Sunday, January 20, 2008

New Zealand wine- vintage charm n’ zeal

If you are going all the way to New Zealand, then there's something you must do - taste some wine. New Zealand is not just a Rugby Union nation or a country of sheep or a bungy jumping destination, it's a great place for wines.

The wine industry has made rapid progress in a very short time. Vineyards spring up in New Zealand almost every week, just like fast food shops elsewhere in the world.

Why this affair with wine, one might wonder. Its climate, geography and the passion of the people combine to produce some premium quality wines which are 'the riches of a clean, green land'. Says Stonyridge Vineyard proprietor Stephen White, “The maritime climate, with its low summer rainfall, long hours of sunshine, sea breeze,and also the type of soil that help in producing some of the best wines. Besides, the long, slow ripening period also helps in retaining the vibrant flavours.” He should know as his flagship wine -- the Bordeaux-style Stonyridge Larose - is considered one of the finest reds in New Zealand.

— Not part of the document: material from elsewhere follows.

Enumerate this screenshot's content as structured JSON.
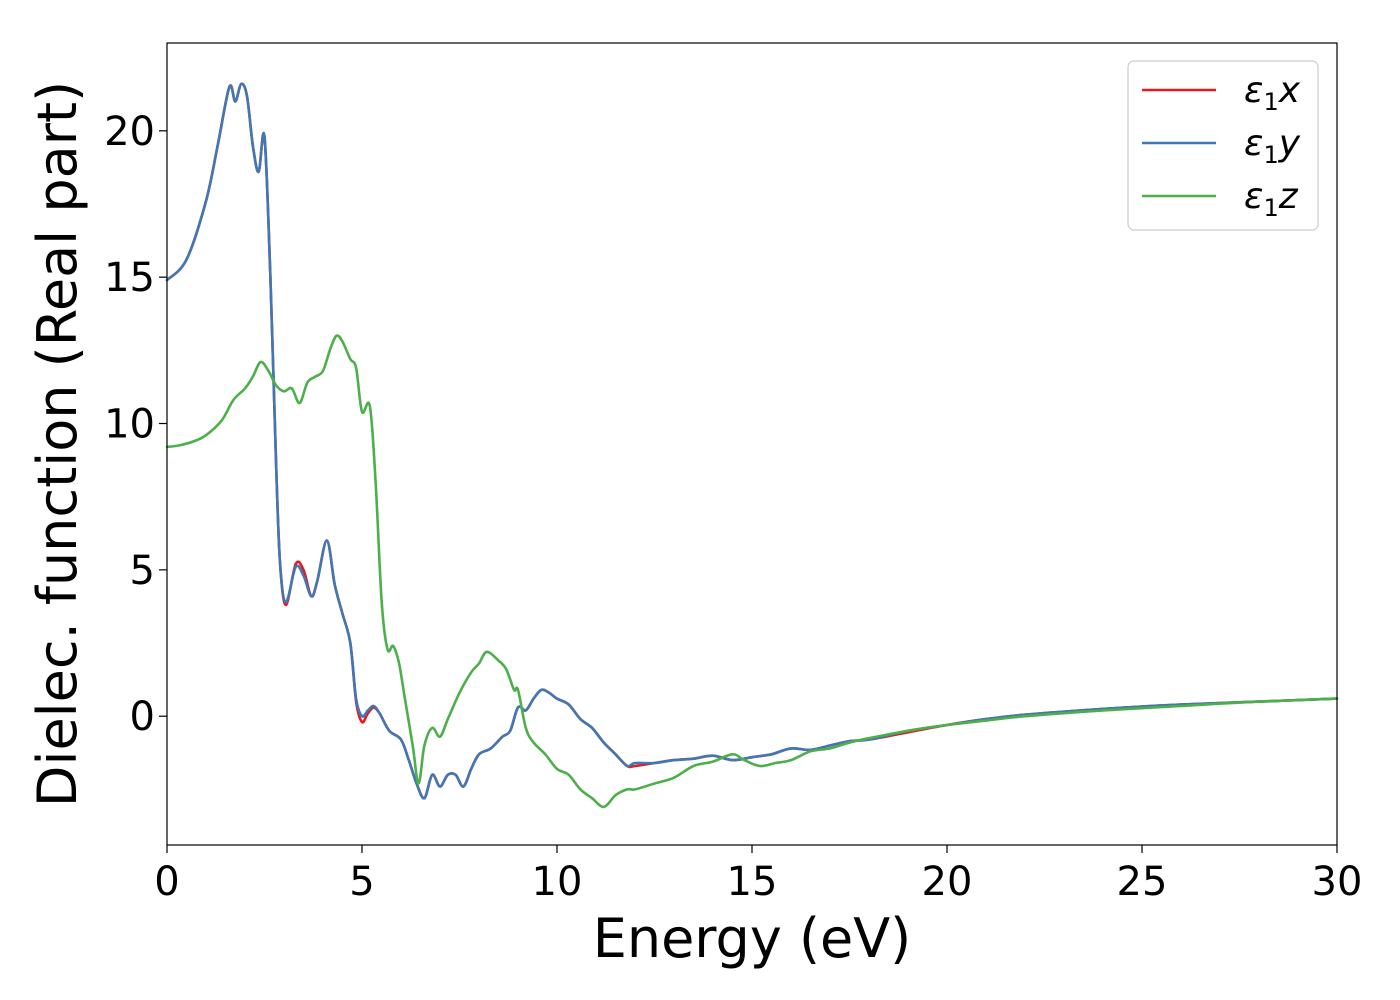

The subtle variation in weather conditions and contrasting landscapes - from native bush to snow-capped mountains and bright coastline - help in producing different varieties of wine, some of which are regional specialities.

On Waiheke Island in the north, for instance, the stony soil and the hot sun are just perfect for Cabernet Sauvignon, Merlot and Cabernet Franc. Waiheke is famous for its reds and the wines of this region are pretty high up on the connoisseurs' list.

Chardonnay is New Zealand's most widely planted variety and Gisborne is known as the chardonnay capital. Hawke's Bay produces some great Cabernet Sauvignon, Merlot and Malbec. Marlborough is considered Sauvignon Blanc country, while Central Otago is famous for its exciting Pinot Noir.

With such an amazing variety on offer, wine tourism is a rage in the country. Visitors get a feel of the vineyards, interact with the workers, and soak in the aroma. Annual wine and food festivals are also held to spread the culture, and most wineries invite you for a tasting.

Many of the larger vineyards run restaurants and cafes as part of their business, where you can pick up the wine of your choice. The Kiwis are passionate about their wines, and they are bagging internationalawards. What started off as a cottage industry is now a global success story. It's pure vintage stuff.